Comment faire avec la conflictualité paysagère ?

Hervé Davodeau,

Maître de conférences, Agrocampus Ouest, Angers

La notion de paysage n’est pas réductible à un sens écologique ou esthétique. Elle joue des rôles variables dans les conflits sociaux qui mettent en jeu le milieu de vie des habitants, notamment quand leur participation est requise.
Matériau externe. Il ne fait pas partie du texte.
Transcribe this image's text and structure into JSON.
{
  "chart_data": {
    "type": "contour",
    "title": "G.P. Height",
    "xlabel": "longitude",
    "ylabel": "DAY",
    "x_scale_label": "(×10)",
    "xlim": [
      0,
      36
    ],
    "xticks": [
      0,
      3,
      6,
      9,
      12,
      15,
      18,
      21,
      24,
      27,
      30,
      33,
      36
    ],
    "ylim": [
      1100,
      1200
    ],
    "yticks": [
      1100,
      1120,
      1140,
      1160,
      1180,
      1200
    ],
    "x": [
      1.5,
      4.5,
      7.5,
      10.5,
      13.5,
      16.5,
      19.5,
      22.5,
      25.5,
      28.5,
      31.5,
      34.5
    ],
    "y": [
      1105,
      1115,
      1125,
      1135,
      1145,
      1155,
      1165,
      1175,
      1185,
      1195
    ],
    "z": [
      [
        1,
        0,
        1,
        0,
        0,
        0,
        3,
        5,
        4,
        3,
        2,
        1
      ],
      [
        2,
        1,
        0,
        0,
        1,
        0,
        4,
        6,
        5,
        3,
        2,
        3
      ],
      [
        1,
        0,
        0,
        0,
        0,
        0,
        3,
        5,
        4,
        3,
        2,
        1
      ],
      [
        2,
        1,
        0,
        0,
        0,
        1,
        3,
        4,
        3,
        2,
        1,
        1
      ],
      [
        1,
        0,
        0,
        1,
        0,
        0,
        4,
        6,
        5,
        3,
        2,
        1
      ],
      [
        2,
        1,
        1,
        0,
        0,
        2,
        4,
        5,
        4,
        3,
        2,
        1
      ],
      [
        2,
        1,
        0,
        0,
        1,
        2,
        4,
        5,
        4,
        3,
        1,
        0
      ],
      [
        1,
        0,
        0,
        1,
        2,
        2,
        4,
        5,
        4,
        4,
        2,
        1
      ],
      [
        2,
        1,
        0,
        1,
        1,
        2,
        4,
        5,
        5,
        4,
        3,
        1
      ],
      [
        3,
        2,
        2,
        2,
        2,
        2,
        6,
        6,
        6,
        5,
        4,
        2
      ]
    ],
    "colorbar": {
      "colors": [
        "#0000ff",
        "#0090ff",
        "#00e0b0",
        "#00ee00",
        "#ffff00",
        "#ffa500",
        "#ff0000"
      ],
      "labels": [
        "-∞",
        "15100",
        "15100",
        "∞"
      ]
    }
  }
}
La multiplication des conflits d’aménagement ne s’explique pas seulement par le jeu d’acteurs local, mais par des ressorts plus profonds : perte de légitimité et de puissance de l’Etat, transferts de compétences vers les collectivités décentralisées, reconnaissance progressive de la démocratie participative, savoirs experts discutés par une population de plus en plus éduquée, exigeante des qualités de son cadre de vie. Cette conflictualité n’est pas nécessairement négative pour les territoires, elle contribue aussi à les construire1.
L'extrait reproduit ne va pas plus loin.